The house lights went up, and a much younger man passed by, one with a very short gait which revealed the trust stolen from his childhood, and then moments later, he returned, and headed back down toward the front of the theater, searching for something between the seats.

A full-bodied woman in a red dress stood up and joined him, as did two guys from another row.

A small chorus of cheers soon erupted.

“What did you find,” I asked, as he passed my seat a third time.

My phone, he said, shyly.
He didn’t wait for my smile.

I stayed put. I needed to wait until the very end of the credits to digest. My appetite for violence taken when I became a mother; exponentially so after Columbine; and then absolutely so after a second baby, born in the raw, at home.
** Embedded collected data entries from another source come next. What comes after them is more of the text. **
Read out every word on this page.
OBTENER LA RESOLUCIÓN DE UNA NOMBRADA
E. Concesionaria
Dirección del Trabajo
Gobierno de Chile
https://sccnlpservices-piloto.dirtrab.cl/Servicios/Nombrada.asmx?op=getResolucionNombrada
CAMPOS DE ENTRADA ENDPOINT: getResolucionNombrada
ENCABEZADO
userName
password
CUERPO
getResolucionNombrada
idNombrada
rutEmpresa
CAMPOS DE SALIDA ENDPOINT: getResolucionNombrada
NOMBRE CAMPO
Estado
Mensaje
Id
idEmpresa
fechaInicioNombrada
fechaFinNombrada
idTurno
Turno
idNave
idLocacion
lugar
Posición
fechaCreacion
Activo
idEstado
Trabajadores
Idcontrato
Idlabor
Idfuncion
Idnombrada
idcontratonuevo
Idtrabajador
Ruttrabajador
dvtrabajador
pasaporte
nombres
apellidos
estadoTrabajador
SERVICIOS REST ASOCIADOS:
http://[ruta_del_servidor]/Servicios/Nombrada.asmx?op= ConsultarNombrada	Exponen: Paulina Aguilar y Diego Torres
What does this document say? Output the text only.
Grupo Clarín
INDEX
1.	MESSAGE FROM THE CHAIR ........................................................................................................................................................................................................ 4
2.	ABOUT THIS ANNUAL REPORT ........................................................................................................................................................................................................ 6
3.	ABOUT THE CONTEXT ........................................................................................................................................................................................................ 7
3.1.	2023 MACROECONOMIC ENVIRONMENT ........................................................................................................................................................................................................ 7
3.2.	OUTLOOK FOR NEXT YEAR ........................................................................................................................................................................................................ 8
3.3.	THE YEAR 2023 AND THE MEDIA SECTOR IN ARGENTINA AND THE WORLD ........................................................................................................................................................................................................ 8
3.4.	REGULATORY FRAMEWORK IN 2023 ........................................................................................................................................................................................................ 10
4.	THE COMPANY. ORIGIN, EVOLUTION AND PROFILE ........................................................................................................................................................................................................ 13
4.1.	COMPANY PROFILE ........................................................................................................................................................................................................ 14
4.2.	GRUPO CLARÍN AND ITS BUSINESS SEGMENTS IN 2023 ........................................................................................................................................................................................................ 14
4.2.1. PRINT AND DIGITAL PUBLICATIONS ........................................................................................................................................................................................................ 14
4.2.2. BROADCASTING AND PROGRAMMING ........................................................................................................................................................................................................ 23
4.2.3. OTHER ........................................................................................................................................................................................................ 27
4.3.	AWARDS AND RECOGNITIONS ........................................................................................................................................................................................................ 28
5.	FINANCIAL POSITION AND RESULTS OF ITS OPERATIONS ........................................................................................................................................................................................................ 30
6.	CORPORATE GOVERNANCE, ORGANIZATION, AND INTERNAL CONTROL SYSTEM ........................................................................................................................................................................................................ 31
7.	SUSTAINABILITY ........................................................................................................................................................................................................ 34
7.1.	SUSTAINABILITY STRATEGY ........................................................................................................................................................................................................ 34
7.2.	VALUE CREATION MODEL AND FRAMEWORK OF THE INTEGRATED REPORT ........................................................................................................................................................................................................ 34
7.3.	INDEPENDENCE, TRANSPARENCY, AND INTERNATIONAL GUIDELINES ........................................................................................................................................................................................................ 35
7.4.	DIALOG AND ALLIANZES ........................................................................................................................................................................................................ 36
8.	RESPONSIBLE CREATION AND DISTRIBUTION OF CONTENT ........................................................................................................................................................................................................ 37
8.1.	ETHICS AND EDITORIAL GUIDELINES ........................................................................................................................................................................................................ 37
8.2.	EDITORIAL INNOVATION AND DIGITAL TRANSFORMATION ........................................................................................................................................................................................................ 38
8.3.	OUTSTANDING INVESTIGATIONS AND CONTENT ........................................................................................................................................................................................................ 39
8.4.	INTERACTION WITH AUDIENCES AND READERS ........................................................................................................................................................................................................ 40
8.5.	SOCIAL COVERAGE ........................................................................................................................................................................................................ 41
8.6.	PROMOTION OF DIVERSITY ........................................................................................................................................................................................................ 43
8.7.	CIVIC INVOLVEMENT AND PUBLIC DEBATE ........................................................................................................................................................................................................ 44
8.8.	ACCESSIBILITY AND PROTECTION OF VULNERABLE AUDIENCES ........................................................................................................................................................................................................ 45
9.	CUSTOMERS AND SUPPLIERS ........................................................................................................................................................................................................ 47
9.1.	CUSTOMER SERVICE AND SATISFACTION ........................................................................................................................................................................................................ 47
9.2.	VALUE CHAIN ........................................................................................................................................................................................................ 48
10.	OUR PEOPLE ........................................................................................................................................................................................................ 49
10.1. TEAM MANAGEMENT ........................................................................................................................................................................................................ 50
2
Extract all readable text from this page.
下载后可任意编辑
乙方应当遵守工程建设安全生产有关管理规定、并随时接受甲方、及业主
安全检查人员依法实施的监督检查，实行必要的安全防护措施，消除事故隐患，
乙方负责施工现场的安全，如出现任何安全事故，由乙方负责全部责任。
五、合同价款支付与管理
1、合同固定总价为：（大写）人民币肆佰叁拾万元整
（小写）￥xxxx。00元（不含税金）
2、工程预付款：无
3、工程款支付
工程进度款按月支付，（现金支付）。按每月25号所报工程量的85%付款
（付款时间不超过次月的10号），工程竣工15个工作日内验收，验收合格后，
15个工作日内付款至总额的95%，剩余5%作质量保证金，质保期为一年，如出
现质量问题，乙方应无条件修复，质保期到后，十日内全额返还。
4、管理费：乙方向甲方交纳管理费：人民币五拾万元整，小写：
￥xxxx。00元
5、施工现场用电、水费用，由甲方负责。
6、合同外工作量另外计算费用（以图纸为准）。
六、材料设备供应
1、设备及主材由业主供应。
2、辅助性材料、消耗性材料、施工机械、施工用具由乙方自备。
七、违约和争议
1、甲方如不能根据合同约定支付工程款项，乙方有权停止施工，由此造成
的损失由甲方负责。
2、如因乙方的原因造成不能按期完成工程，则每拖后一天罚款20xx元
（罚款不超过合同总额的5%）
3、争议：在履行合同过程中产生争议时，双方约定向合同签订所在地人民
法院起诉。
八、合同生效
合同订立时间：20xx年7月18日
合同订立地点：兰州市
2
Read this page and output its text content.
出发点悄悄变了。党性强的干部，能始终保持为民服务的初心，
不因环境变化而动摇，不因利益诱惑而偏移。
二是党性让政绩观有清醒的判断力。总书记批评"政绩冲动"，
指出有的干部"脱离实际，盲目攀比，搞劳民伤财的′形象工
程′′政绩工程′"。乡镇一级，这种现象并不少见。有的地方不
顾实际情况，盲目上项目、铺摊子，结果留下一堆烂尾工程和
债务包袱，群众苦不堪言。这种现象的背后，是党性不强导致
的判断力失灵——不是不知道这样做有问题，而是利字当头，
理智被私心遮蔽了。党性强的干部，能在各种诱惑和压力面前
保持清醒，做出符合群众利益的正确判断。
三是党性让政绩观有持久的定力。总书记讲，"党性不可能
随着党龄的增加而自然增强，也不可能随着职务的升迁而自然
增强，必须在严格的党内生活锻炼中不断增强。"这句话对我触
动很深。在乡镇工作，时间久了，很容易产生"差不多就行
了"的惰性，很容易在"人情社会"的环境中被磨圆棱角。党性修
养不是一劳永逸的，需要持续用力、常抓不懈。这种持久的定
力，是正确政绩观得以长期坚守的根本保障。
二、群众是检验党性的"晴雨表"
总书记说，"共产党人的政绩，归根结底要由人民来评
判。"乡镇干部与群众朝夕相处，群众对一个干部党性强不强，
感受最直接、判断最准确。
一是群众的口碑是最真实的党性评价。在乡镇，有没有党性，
I almost left half-way through the film. “I can’t take it anymore,” I said to my husband.

Instead, I put up my hood, and slunk down in my seat, and wept, as She—in ferocious (and perhaps hopeless) protection of the vulnerable—crossed the battlefield–once more–alone.

One comment

  1. Oh Kelly–it takes real genius to put so much into so small-seeming an incident. The world has all but forgotten what makes for this kind of art. I haven’t. You mustn’t. It is yours, For God’s sake own it.